Graziano da ONU (Giulio Napolitano/Reuters)
Para o agrônomo e ex-diretor geral da FAO José Graziano da Silva, a pandemia vai mudar o que comemos e onde comemos, além da possibilidade de afetar o setor agropecuário.
Que mundo encontraremos após a pandemia do coronavírus? Que lições teremos aprendido? Como passaremos a lidar com a saúde? Como ficarão aspectos do cotidiano, como as relações de afeto, o mercado de consumo, a espiritualidade? E a economia? Ninguém tem ainda essas respostas. O resultado vai depender de nossa compreensão dos acontecimentos, dos posicionamentos da sociedade civil, das atitudes socialmente responsáveis das empresas, dos caminhos adotados pelos governantes. Em resumo: vai depender de nós. Para tentar antecipar esses cenários, falamos com especialistas em diversas áreas. O resultado você confere nesta reportagem da edição 1207. Nos próximos dias, continuaremos o debate com outros especialistas aqui no site.
A seguir, o depoimento de José Graziano da Silva:
Tanto a pandemia quanto o distanciamento social vão acelerar a tendência que já víamos nos últimos anos, de a pessoa se conectar virtual mente com todo mundo, mas se isolar individualmente também. Isso vai pautar uma nova forma de organização do trabalho e da produção. O trabalho deve ficar muito mais flexível, sem aquela lógica de bater ponto, o que implica muitas vezes em trabalhar muito mais.
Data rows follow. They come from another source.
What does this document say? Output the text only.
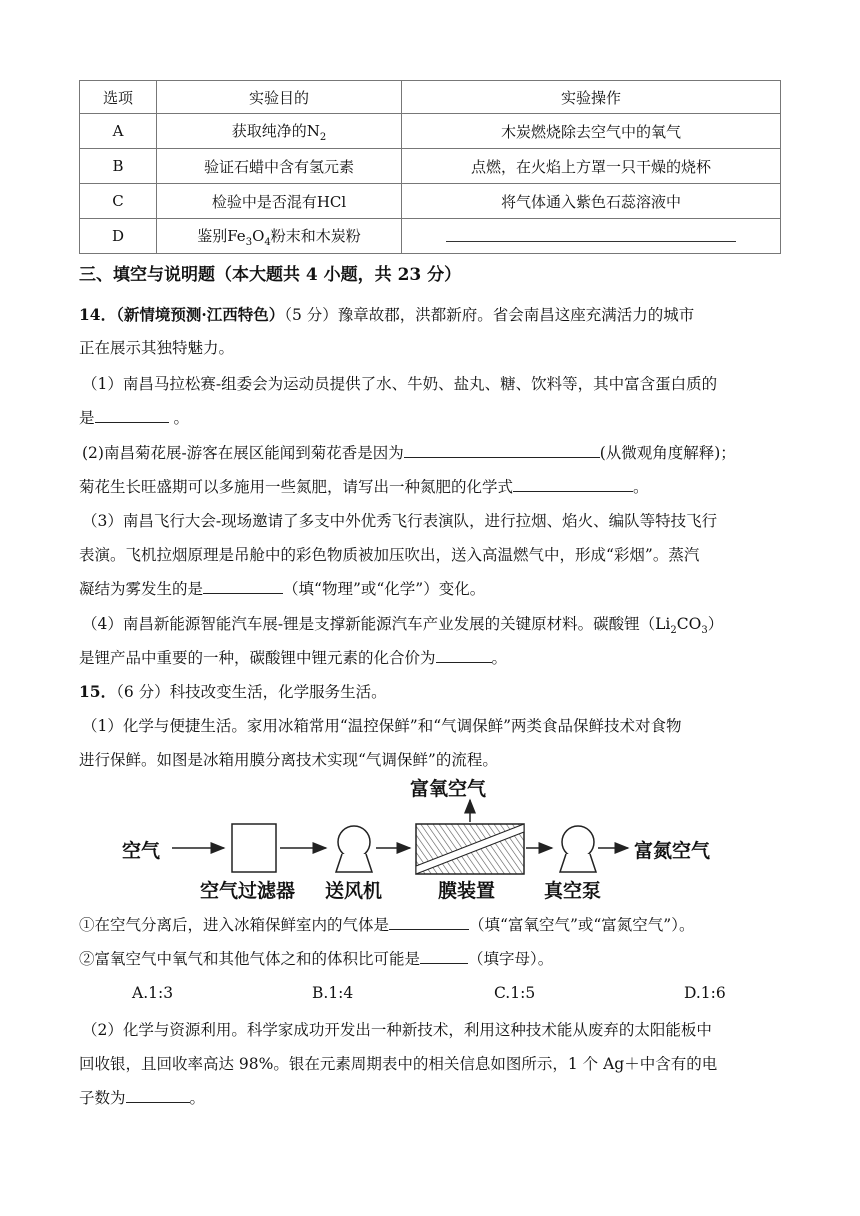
选项	实验目的	实验操作
A	获取纯净的$N_2$	木炭燃烧除去空气中的氧气
B	验证石蜡中含有氢元素	点燃，在火焰上方罩一只干燥的烧杯
C	检验中是否混有HCl	将气体通入紫色石蕊溶液中
D	鉴别$Fe_3O_4$粉末和木炭粉	
三、填空与说明题（本大题共 4 小题，共 23 分）
14．（新情境预测·江西特色）（5 分）豫章故郡，洪都新府。省会南昌这座充满活力的城市
正在展示其独特魅力。
（1）南昌马拉松赛-组委会为运动员提供了水、牛奶、盐丸、糖、饮料等，其中富含蛋白质的
是	。
(2)南昌菊花展-游客在展区能闻到菊花香是因为	(从微观角度解释)；
菊花生长旺盛期可以多施用一些氮肥，请写出一种氮肥的化学式	。
（3）南昌飞行大会-现场邀请了多支中外优秀飞行表演队，进行拉烟、焰火、编队等特技飞行
表演。飞机拉烟原理是吊舱中的彩色物质被加压吹出，送入高温燃气中，形成“彩烟”。蒸汽
凝结为雾发生的是	（填“物理”或“化学”）变化。
（4）南昌新能源智能汽车展-锂是支撑新能源汽车产业发展的关键原材料。碳酸锂$(Li_2CO_3)$
是锂产品中重要的一种，碳酸锂中锂元素的化合价为	。
15．（6 分）科技改变生活，化学服务生活。
（1）化学与便捷生活。家用冰箱常用“温控保鲜”和“气调保鲜”两类食品保鲜技术对食物
进行保鲜。如图是冰箱用膜分离技术实现“气调保鲜”的流程。
富氧空气
空气	富氮空气
空气过滤器 送风机	膜装置	真空泵
①在空气分离后，进入冰箱保鲜室内的气体是	（填“富氧空气”或“富氮空气”）。
②富氧空气中氧气和其他气体之和的体积比可能是	（填字母）。
A.1:3	B.1:4	C.1:5	D.1:6
（2）化学与资源利用。科学家成功开发出一种新技术，利用这种技术能从废弃的太阳能板中
回收银，且回收率高达 98%。银在元素周期表中的相关信息如图所示，1 个 Ag＋中含有的电
子数为	。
Isso deve afetar, também, o que e onde comemos. A comida por entrega gera um sistema de distribuição de alimentos que está substituindo os comércios locais, feiras livres e de produtores, o que já tem ocorrido nos Estados Unidos. No Brasil, onde mais de 20% da população é obesa e mais de 50% apresenta sobrepeso, a tendência, durante a pandemia, é correr para os produtos processados e ultraprocessados – justamente os que causam condição. Será necessário abrir uma frente ampla entre os ministérios da Agricultura e da Saúde para combater a obesidade. O único jeito de prevenir isso é melhorar a qualidade da alimentação. Criar um sistema que entregue produtos a um preço mais baixo. Ainda não temos um sistema de alimentação saudável desenhado, que possa atender à população pobre.
Economistas já citam as recuperações em V ou em U – mais rápida e mais devagar, respectivamente. Acredito que a recuperação em V só é possível no setor financeiro e em alguns ramos da indústria que tenham estoques ou circuitos muito curtos de produção. O problema vai ser a recuperação no setor agropecuário, que tem um U de base bastante larga. Existe um tempo de plantar e de colher. Agora estamos na colheita do que foi plantado no ano passado. Se tivermos problemas de exportação, onde vamos armazenas essa colheita? Um estudo aponta que países em desenvolvimento poderão sofrer redução de até 25% nas exportações de commodities agrícolas, o que seria uma catástrofe para o Brasil. Se isso acontecer, o aumento da miséria, da pobreza e do desemprego será inevitável.